Dans ce beau livre, on va de découverte en découverte. On apprend, par exemple, qu’avant sa fondation en 1794 par l’Impératrice russe Catherine II, cette ville était une bourgade turque qui répondait au nom de Khadjibeï. Dans l’Antiquité, elle fut habitée par les Cimmériens, les Scythes, les Sarmates et les Grecs. Au XIIIème siècle, elle fut le fief des Oulitchi et des Tivertsy avant d’être conquise par les Tatars. Des Moldaves, des Juifs et des Caraïtes viendront peu après s’ajouter à la population. Avant sa conquête, en 1789, par l’Amiral José de Ribas, des communauté juives sont présentes dans la ville comme en témoignent de nombreuses sépultures. Les guerres successives entre les Russes et les Ottomans vont peu à peu modifier la démographie de la ville que l’on surnomme « Odessa la Métisse » et qui va, d’une certaine manière, être bâtie par deux étrangers, José de Ribas et le hollandais Franz de Volland, ingénieur colonel. C’est un Français qui, plus tard reprendra le flambeau : le duc Armand Emmanuel du Plessis de Richelieu (1766-1822) dit « Le Diouk », Odessite d’honneur qui voudra faire de la ville un « Petit Paris » et, de fait, la capitale de la Nouvelle Russie. Lui succèderont Alexandre Louis Andrault de Langeron puis Mikhaïl Semionovitch Vorontsov. Odessa, c’est bien sûr les 200 marches des escaliers Primosrsky du film culte de Sergueï Eisenstein, « Le cuirassé Potemkine » (1925).
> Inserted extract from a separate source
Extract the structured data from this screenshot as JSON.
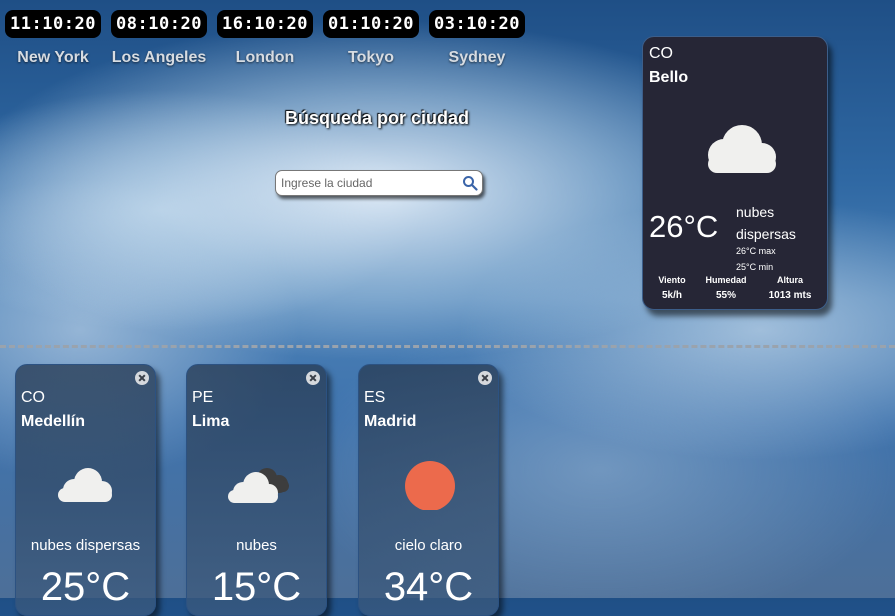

C’est aussi le fief du flamboyant bandit juif, Benia Krik, prince des bas-fonds de la Moldavanka cher à Isaac Babel qui nous le décrit dans ses « Contes d’Odessa ». On ne compte plus les célébrités dont le nom, de près ou de loin, est associé à cette cité : les banquiers Ashkénazi et Ephrussi, Mendele Moïkher Sfarim, Ahad-ha-Am, Haïm Nahman Bialik, Cholem Aleikkem, Vladimir Jankélevitch, Vladimir Jabotinsky, Vassili Kandinsky, Simon Doubnov, Joe Dassin, Michel Polnareff, Claude et Jacques Lanzmann, Irène Nemirovsky. Sans oublier Pouchkine, Tolstoï, Gogol, Gorki, Troyat et Sviatoslav Richter.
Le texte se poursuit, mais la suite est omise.